Re: Extrajudicial Killing

Gator Guy wrote:
Wed Nov 28, 2018 11:38 am
On the other hand, I'm not so opposed to assassination as an instrument of foreign policy, the same as waging war. If it's moral to kill front line troops, then it's moral to kill military commanders. It's more effective to target and kill a military commander than the troops he commands. It's also ethically superior if the troops are conscripts and would rather be home with their families. This also applies to political leaders who declare war or exert control over the military. Killing them is more bang for the buck than killing a grunt, and at worst ethically equivalent, despite what those politicians want us to believe.
I understand your point about the ethics of it, though I personally disagree. Of course, ethics and morals are always a personal option to be decided individually. I find an ethical difference in killing someone in open combat as opposed to a hidden attack from which he cannot defend effectively. You have a very good point about the use of conscripts though and it is hard to argue that we should kill troops who are fighting us because they are more afraid of their own supervisors than they are of us.

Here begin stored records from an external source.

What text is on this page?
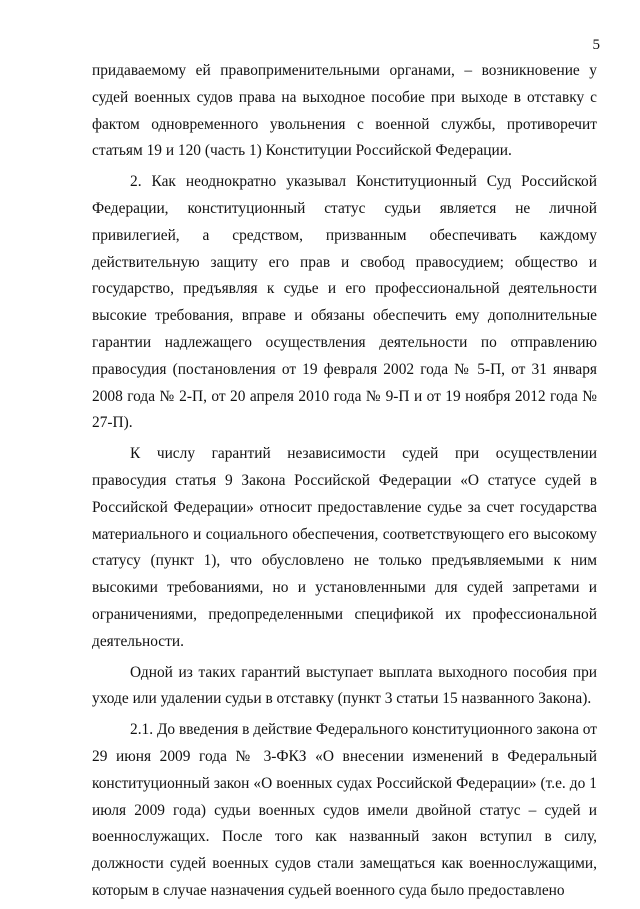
5

придаваемому ей правоприменительными органами, – возникновение у судей военных судов права на выходное пособие при выходе в отставку с фактом одновременного увольнения с военной службы, противоречит статьям 19 и 120 (часть 1) Конституции Российской Федерации.

2. Как неоднократно указывал Конституционный Суд Российской Федерации, конституционный статус судьи является не личной привилегией, а средством, призванным обеспечивать каждому действительную защиту его прав и свобод правосудием; общество и государство, предъявляя к судье и его профессиональной деятельности высокие требования, вправе и обязаны обеспечить ему дополнительные гарантии надлежащего осуществления деятельности по отправлению правосудия (постановления от 19 февраля 2002 года № 5-П, от 31 января 2008 года № 2-П, от 20 апреля 2010 года № 9-П и от 19 ноября 2012 года № 27-П).

К числу гарантий независимости судей при осуществлении правосудия статья 9 Закона Российской Федерации «О статусе судей в Российской Федерации» относит предоставление судье за счет государства материального и социального обеспечения, соответствующего его высокому статусу (пункт 1), что обусловлено не только предъявляемыми к ним высокими требованиями, но и установленными для судей запретами и ограничениями, предопределенными спецификой их профессиональной деятельности.

Одной из таких гарантий выступает выплата выходного пособия при уходе или удалении судьи в отставку (пункт 3 статьи 15 названного Закона).

2.1. До введения в действие Федерального конституционного закона от 29 июня 2009 года № 3-ФКЗ «О внесении изменений в Федеральный конституционный закон «О военных судах Российской Федерации» (т.е. до 1 июля 2009 года) судьи военных судов имели двойной статус – судей и военнослужащих. После того как названный закон вступил в силу, должности судей военных судов стали замещаться как военнослужащими, которым в случае назначения судьей военного суда было предоставлено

I will point out that killing leaders and politicians may not be more effective than killing the soldiers. In a military like the Russians have, killing leaders is very effective (well, according to my training). They have a policy of not automatically moving people up so that a company gets stopped when the commander gets killed, until a new commander arrives. This may have changed since my training was a few decades ago. In our military, it has been proven to not be very effective. We train our soldiers to think and show initiative, but even more importantly to automatically move up as needed in combat.

Politicians are a whole different story. I wholeheartedly would like to see more of them on the front lines, though I know it is not practical. Even there though, we have a policy of automatically moving up to keep a functioning government. Look at the chain of succession for the President as one example. Killing the president would do nothing to stop the government, though it might slow it down for a day or two.
by srothstein
Fri Nov 23, 2018 10:12 am
Forum: Off-Topic
Topic: Extrajudicial Killing
Replies: 38
Views: 2368

Re: Extrajudicial Killing

The difference is actually very easy to see. Notice who is most upset about the KSA killing. This same group is also not upset about anything Obama did and generally ignores the Constitution. In this case, they are upset because the current president is not upset about it. This is American politics being played out. I do not see very many conservatives upset about the killing, though I am not sure if it is because they support the president, they see the hypocrisy, or they see what happens in other countries to their citizens as none of our business.

Another case I recently saw of the same thing was the judge who said the president had no authority to issue an order that goes against the written immigration law. I was wondering how we could get the case about ending the program created by Obama that went against the immigration laws in front of him. A different judge said it was unconstitutional to enforce immigration laws the way they are written.

This is a sign of how divided our country has become. Our major media is very biased in its reporting and is actively trying (IMO) to help manipulate public opinion. Unfortunately, I see very little sign of anything getting any better in the near future.

To address the killings more directly, I will point out that assassination has long been used as a tool by various governments. It has also been long used by our government, even though its public acknowledgement is more recent. In a lot of cases, the assassination has been disguised by a kangaroo court or by other laws, such as the historical policy that an enemy soldier caught in our uniform was automatically a spy and could be executed on the spot. The US has also tried to, as a general rule, to cover it with a trial and capital sentence. This is the kangaroo courts I was talking about.

I disagree with assassination as a policy but I am not sure anyone could ever do anything to stop it.